Robert Staddon

Personal information
- Nationality: Australian
- Born: 1960 (age 65–66)

Medal record
Men's swimming
Representing Australia
Paralympic Games
| Bronze medal – third place | 1984 New York/ Stoke Mandeville | 100 m Freestyle 1C |
| Bronze medal – third place | 1984 New York/ Stoke Mandeville | 25 m Backstroke 1C |
| Bronze medal – third place | 1984 New York/ Stoke Mandeville | 3×25 m Freestyle Relay 1A–1C |

= Robert Staddon (swimmer) =

Australian Paralympic swimmer

Robert "Bob" Staddon (born 1960) is an Australian Paralympic swimmer who won three bronze medals at the 1984 New York/Stoke Mandeville Paralympics.

==Personal==
Staddon was born in 1960 and grew up in the Sydney suburb of Avalon. In 1972, his family moved to Cooranbong and in 1973 to the Newcastle suburb of New Lambton. He attended Broadmeadow High School until 1977. After leaving school, he joined the Royal Australian Navy as an able seaman. In September 1980, he had a water slide accident in Jakarta, Indonesia that resulted him becoming a quadriplegic. He underwent rehabilitation including swimming at Royal North Shore Hospital. He was coached by Eric Arnold at the Junction Swim Centre in Newcastle. From 1982 to 1986, he focussed on swimming and worked as an instructor at Forster and Junction Swim Centre. He then lectured on the prevention of spinal injuries for Royal North Shore Hospital.

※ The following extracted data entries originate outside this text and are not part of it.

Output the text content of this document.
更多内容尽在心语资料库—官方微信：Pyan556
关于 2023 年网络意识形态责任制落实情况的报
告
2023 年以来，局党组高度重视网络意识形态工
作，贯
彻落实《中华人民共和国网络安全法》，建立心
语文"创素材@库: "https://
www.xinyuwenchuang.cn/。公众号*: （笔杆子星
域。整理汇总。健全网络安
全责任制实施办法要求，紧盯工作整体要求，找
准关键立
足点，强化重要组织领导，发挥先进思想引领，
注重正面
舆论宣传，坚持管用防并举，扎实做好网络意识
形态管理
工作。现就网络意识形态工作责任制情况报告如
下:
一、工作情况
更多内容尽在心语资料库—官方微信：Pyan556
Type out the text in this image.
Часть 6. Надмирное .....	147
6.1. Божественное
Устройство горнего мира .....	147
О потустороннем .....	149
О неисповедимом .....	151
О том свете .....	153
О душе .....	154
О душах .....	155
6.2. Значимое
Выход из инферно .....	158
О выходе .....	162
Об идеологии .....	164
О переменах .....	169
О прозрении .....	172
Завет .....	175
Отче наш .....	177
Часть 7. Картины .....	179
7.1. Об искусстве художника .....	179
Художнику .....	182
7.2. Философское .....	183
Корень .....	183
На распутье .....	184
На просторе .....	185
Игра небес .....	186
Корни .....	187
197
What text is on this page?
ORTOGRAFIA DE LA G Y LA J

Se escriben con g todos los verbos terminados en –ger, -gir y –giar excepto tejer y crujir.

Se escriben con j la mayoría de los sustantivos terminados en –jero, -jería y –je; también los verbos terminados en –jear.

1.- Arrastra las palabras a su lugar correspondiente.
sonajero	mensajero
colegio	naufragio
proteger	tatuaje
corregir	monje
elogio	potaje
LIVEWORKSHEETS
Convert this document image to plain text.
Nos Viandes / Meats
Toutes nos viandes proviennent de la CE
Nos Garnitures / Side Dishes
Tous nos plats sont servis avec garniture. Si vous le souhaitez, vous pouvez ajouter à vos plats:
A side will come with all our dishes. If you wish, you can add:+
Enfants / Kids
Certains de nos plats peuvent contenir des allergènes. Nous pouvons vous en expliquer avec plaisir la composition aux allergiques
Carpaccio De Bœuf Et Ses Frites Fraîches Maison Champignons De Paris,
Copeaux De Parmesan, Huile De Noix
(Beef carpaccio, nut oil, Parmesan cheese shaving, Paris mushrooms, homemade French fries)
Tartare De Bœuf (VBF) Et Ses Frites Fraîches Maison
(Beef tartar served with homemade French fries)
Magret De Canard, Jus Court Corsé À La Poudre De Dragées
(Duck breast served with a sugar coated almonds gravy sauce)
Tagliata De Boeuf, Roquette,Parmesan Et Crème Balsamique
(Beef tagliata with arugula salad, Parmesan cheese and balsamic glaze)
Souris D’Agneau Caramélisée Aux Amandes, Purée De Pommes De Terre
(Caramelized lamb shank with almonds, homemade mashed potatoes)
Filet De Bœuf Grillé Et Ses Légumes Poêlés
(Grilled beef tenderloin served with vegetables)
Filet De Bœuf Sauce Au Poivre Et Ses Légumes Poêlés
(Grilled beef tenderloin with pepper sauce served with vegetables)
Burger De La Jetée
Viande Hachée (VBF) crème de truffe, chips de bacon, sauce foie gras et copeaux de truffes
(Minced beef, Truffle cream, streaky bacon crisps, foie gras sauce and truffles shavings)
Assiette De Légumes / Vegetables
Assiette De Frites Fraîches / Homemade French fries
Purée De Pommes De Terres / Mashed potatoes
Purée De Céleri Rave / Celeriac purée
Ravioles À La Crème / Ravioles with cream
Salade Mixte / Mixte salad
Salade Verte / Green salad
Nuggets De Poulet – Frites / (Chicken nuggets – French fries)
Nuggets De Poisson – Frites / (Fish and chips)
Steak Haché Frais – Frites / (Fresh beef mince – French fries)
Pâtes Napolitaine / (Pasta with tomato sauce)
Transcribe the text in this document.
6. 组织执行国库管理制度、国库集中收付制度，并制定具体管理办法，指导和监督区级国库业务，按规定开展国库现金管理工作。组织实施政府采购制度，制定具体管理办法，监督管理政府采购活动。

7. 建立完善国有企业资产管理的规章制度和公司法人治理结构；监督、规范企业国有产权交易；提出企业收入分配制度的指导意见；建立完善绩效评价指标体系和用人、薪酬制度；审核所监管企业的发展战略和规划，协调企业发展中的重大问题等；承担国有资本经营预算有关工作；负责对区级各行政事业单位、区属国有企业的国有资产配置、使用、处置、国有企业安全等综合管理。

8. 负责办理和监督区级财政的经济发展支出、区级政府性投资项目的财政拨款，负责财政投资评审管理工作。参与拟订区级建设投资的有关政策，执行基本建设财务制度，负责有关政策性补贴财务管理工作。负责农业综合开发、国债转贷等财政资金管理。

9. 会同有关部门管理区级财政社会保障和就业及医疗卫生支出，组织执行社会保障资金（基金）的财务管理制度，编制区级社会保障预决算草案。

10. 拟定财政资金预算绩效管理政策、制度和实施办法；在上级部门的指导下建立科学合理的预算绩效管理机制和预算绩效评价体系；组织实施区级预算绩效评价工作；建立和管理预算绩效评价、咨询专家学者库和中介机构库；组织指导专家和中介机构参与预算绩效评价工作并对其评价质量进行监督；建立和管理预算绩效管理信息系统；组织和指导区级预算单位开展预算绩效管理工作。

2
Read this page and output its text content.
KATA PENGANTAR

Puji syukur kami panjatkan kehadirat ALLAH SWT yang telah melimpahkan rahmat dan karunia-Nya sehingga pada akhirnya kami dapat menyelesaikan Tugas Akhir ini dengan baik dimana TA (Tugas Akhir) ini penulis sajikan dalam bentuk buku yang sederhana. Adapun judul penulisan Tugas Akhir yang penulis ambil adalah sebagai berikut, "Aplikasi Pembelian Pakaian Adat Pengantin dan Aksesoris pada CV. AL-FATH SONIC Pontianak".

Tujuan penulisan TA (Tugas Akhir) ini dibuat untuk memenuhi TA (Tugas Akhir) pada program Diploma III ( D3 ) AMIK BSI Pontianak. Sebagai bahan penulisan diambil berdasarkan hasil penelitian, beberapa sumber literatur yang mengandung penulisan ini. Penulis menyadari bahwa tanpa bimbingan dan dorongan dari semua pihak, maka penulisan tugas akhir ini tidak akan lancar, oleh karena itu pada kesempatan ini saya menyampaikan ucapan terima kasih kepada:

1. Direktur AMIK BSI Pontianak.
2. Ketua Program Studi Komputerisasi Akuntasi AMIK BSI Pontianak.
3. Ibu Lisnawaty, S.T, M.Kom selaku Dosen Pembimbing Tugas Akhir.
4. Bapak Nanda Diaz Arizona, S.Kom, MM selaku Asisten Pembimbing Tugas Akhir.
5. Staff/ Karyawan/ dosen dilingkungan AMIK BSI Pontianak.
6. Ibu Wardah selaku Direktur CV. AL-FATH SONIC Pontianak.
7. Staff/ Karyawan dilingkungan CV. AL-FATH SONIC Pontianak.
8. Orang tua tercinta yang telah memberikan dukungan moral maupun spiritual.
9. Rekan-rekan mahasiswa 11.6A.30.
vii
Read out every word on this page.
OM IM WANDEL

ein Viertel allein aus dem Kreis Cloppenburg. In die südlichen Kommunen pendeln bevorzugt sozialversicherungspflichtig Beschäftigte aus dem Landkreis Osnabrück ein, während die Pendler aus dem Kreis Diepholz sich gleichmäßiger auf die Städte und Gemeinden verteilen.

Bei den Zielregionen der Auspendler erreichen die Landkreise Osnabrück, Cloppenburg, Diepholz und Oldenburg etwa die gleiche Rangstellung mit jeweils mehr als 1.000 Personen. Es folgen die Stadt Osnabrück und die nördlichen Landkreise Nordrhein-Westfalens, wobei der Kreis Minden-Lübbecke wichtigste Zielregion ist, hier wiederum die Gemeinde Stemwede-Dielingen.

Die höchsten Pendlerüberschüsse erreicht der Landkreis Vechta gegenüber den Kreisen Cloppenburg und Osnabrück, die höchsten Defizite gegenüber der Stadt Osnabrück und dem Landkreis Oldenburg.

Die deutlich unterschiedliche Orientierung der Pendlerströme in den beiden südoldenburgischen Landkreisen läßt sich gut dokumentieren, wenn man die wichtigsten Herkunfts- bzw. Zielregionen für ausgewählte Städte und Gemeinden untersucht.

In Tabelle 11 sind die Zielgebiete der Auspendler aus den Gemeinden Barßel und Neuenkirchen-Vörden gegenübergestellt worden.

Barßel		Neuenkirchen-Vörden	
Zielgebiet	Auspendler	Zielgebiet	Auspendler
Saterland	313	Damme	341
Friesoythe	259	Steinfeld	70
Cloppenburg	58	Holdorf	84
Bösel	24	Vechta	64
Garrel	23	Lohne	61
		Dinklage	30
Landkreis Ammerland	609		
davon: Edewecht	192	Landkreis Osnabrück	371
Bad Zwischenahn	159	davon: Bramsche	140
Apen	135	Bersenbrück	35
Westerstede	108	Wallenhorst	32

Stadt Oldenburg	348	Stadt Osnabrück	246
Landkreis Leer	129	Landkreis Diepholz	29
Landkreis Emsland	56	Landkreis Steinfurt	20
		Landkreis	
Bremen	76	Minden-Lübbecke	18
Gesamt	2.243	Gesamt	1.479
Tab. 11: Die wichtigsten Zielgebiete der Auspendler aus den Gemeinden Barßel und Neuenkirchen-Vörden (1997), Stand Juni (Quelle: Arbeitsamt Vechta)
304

He became the first quadriplegic in Australia to gain an advanced open water diving certificate and a coxwain's certificate.

==Sporting career==
At the 1981 Para-Quad national Games in Melbourne, he won a gold medal and two silver medals. He won two gold medals and a silver medal at the 1982 FESPIC Games in Hong Kong. At the 1983 International Stoke Mandeville Games he won two gold medals and a bronze medal. He competed at the 1984 New York/Stoke Mandeville Games, where he won three bronze medals in the Men's 100 m Freestyle 1C, Men's 25 m Backstroke 1C and Men's 3×25 m Freestyle Relay 1A–1C events.

==Recognition==
In 1984, Staddon received the "Best Single Sporting Performance" award from Sport Australia, the NBN Sport Star of the Year Special Award, and the Para-Quad Sporting Federation's "Most Outstanding Swimming Award". He was named "Citizen of the Year" by the Newcastle Australia Day Council in 1987, and was inducted into the Hunter Region Sporting Hall of Fame in 1999.